Given an irreducible homogeneous polynomial $F \in \mathbb{Z}[x_1,\cdots,x_n]$ (which can be assumed to be irreducible over $\bar{\mathbb{Q}}$ if necessary),
Is it true that there exists arbitrarily large prime such that $F$ modulo $p$ is irreducible? What about geometrically irreducible?
Is there anything we can say about the smallest prime $p$ such that $F$ modulo $p$ is irreducible? Same question for geometric irreducibililty.
Motivation: I am trying to understand the Lang-Weil bound for varieties over finite field. It seems like one needs some kind of geometric irreducibility to apply the bound, so I would like to know the answer to especially question 2, as it is related to how I want to use the bound. Thanks!
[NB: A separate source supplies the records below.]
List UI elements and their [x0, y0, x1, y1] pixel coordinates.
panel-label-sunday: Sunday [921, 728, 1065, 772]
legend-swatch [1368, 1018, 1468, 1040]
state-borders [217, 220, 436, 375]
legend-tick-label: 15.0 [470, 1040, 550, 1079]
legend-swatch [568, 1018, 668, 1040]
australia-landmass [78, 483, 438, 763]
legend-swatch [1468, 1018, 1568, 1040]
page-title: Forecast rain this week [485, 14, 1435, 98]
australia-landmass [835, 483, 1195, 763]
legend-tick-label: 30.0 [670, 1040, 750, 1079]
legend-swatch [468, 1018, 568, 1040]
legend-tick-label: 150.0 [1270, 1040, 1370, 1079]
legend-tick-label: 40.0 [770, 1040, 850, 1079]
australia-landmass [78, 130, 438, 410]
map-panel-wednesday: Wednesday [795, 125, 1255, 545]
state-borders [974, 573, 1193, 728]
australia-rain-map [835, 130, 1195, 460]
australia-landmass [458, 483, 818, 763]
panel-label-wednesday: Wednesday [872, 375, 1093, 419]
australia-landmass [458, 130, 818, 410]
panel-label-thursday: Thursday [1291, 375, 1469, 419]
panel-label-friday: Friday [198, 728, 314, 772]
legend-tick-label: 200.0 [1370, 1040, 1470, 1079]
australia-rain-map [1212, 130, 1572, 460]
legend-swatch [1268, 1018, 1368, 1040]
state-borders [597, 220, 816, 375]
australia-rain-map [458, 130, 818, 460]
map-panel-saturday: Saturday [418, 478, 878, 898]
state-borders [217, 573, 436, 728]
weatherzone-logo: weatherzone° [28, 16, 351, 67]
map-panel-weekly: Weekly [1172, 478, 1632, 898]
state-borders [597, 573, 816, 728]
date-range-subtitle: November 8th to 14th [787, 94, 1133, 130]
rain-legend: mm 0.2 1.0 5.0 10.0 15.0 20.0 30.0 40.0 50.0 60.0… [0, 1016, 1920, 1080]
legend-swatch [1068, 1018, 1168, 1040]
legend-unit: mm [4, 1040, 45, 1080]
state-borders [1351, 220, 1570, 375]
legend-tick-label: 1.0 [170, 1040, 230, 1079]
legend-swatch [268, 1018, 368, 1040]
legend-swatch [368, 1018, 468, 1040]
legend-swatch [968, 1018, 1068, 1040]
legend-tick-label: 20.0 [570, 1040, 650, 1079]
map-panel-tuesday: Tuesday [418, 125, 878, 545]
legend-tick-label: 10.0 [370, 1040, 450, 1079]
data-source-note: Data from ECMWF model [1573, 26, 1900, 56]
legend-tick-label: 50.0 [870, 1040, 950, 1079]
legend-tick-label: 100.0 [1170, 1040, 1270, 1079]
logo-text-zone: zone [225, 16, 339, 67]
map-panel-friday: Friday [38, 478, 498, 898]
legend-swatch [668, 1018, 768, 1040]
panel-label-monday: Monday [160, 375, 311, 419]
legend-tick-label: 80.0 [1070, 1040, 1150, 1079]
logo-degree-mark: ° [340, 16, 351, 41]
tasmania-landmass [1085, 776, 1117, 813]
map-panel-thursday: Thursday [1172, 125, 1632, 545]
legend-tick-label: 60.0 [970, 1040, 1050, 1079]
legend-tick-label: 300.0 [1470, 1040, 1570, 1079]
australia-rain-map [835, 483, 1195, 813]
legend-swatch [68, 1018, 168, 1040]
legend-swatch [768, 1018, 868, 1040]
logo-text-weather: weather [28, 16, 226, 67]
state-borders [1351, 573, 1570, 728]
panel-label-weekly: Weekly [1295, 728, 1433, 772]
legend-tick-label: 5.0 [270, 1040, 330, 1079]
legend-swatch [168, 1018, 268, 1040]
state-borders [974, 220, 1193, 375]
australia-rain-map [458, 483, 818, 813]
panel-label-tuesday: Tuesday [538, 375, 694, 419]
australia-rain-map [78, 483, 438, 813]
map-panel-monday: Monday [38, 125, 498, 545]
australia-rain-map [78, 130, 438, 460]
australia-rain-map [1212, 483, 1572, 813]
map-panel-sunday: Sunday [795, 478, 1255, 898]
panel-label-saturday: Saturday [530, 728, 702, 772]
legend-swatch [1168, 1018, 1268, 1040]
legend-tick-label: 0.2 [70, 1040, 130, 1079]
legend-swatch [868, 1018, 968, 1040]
First Lang-Weil estimate is for any algebraic variety $X$ over $\mathbb F_q$. The number of points of $X$ in $\mathbb F_{q^n}$ is equivalent to $c(X)(q^n)^{\dim X}$ if $c(X)$ is the number of geometric irreducible components of $X$ of dimension $\dim X$.
Yes. This is quite general if the generic fiber is geometrically integral. Indeed, let $X\to Y$ be a morphism of finite type of irreducible noetherian schemes with geometrically integral generic fiber. Then there exists a dense open subset of $Y$ over which all fibers are geometrically integral, see EGA, IV, 9.7.7(iii) and (iv). In particular, if your $F$ is irreducible over $\bar{\mathbb Q}$, then for all $p$ big enough, $F$ mod $p$ is irreducible.
Let $n>1$ and let $F=x_1x_2-nx_3^2$. It is irreducible over $\bar{\mathbb Q}$, but reducible mod any prime $p\mid n$. So if you want some bound, you need to know more properties of $F$.
(=1bis) If $F$ is irreducible but not geometrically irreducible, then the . answer is no for general base ring. For example, if $R=\mathbb C[t]$ and $F=x_1^2-tx_2^2$, then $F$ is irreducible over $\mathbb C(t)$, but only one closed fiber is irreducible. However, over $\mathbb Z$, there is chance that the answer is yes using Chebotarev.